KAI-7535, an oral small molecule GLP-1 receptor agonist in Kailera’s pipeline, also stands to benefit from the Series B tranche with clinical advancement.
Kailera’s pipeline also includes KAI-4729, an injectable GLP-1/GIP/glucagon receptor tri-agonist, and KAI-9531 formulated as a once-daily oral tablet, both pre-clinical assets. More candidates could come from Hengrui’s metabolic disease portfolio, of which Kailera has right of first refusal.
KAI-9531 itself was originally discovered and developed by Hengrui, which licensed it out to Kailera when the biotech launched in October 2024.
The Series B round caps a rapid first year for Kailera.

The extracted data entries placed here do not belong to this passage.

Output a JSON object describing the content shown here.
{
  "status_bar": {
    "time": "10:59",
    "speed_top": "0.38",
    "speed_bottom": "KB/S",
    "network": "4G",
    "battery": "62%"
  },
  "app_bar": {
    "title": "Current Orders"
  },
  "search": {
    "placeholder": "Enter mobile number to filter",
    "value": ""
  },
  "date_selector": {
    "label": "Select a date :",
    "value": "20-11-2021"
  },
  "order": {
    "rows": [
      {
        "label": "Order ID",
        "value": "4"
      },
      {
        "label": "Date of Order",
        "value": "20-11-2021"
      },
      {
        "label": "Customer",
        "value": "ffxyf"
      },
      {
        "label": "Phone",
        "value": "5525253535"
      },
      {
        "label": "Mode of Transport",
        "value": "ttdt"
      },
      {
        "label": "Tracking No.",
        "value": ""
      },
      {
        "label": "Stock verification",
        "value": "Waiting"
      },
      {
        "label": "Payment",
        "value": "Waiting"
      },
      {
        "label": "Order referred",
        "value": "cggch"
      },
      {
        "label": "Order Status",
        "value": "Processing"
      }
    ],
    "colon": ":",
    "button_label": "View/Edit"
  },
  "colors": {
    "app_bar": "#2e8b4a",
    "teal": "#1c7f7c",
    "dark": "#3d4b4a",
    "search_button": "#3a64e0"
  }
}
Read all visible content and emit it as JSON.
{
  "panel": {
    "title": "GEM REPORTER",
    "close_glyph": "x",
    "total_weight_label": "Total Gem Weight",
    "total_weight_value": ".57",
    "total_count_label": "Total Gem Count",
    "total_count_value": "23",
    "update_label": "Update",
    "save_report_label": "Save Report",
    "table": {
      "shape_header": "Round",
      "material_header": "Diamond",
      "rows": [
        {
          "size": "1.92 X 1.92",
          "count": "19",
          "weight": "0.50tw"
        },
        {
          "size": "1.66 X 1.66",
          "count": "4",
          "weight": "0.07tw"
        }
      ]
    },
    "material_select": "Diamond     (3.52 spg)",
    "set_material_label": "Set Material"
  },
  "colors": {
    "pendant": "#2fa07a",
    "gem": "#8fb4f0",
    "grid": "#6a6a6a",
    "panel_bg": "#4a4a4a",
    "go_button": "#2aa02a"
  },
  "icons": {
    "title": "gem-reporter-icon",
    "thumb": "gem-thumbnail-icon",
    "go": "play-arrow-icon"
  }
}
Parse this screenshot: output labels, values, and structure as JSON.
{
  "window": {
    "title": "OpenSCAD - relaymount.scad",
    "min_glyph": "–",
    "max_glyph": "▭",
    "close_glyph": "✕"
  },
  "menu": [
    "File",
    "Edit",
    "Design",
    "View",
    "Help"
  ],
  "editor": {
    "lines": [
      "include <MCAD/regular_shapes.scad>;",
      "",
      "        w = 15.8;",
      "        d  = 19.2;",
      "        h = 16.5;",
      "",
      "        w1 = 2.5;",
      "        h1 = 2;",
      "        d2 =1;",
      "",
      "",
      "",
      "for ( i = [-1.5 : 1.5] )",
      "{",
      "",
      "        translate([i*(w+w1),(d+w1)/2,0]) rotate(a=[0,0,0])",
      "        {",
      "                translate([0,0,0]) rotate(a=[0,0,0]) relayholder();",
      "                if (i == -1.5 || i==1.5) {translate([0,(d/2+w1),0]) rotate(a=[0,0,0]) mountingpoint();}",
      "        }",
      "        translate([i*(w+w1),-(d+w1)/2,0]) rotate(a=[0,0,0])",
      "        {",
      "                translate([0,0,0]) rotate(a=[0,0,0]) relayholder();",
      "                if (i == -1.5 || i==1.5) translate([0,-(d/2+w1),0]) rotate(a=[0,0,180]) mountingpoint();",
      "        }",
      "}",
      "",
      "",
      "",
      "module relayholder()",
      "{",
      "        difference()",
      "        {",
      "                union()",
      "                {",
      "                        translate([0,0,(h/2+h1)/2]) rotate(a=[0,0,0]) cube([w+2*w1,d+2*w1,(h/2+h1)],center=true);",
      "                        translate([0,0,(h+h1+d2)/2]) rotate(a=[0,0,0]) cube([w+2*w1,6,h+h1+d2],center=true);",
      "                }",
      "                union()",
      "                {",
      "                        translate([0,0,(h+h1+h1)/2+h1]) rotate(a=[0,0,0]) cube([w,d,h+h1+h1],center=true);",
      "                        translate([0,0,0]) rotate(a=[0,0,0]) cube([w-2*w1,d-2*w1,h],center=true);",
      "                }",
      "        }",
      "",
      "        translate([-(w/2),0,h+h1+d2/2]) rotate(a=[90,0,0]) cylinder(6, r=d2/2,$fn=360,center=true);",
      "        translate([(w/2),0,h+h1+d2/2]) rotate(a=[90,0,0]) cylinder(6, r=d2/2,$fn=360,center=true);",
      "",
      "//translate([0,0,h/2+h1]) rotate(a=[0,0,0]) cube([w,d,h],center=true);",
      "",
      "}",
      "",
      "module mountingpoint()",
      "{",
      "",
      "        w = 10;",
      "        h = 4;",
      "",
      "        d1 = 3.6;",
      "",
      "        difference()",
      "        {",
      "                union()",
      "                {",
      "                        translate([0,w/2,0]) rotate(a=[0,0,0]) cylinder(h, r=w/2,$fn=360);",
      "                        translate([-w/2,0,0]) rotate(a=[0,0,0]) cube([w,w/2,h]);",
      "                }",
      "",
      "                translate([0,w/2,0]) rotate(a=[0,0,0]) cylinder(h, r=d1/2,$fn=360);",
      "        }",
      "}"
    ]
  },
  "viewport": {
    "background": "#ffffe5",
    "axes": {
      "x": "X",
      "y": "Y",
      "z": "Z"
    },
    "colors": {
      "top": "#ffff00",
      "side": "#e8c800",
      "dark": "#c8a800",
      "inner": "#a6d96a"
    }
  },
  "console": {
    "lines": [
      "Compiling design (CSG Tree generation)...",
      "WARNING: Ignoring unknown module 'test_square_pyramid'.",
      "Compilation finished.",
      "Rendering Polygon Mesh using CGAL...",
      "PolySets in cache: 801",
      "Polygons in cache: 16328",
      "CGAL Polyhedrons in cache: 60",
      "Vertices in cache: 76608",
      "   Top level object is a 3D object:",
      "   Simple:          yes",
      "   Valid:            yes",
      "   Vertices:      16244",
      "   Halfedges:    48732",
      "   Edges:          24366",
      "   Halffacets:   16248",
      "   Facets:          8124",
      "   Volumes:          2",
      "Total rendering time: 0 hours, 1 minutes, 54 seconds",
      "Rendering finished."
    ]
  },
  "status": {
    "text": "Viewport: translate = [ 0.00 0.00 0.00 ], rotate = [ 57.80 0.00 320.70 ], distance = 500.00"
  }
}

The biotech raised $400m in Series A funding upon its launch, marking one of the largest financing debuts in the biotech sector in recent years.
GLP-1RA focused Verdiva Bio launched with $410m in January this year, highlighting how obesity-focused pipelines are emerging as a clear path through the recent lull in early-stage biotech investment. The UK-based biotech is developing a suite of weight loss therapies, licensed from China’s Sciwind Biosciences in a similar model to Kailera.
It has been a difficult few years for the biotech sector, with the tide changing toward more favourable conditions seemingly a distant likelihood. Analysis by GlobalData identified a 20.2% decline in venture financing in the pharma industry in Q1 2025. Investment reached $6.5bn, down from the $8.1bn raised in Q1 2024.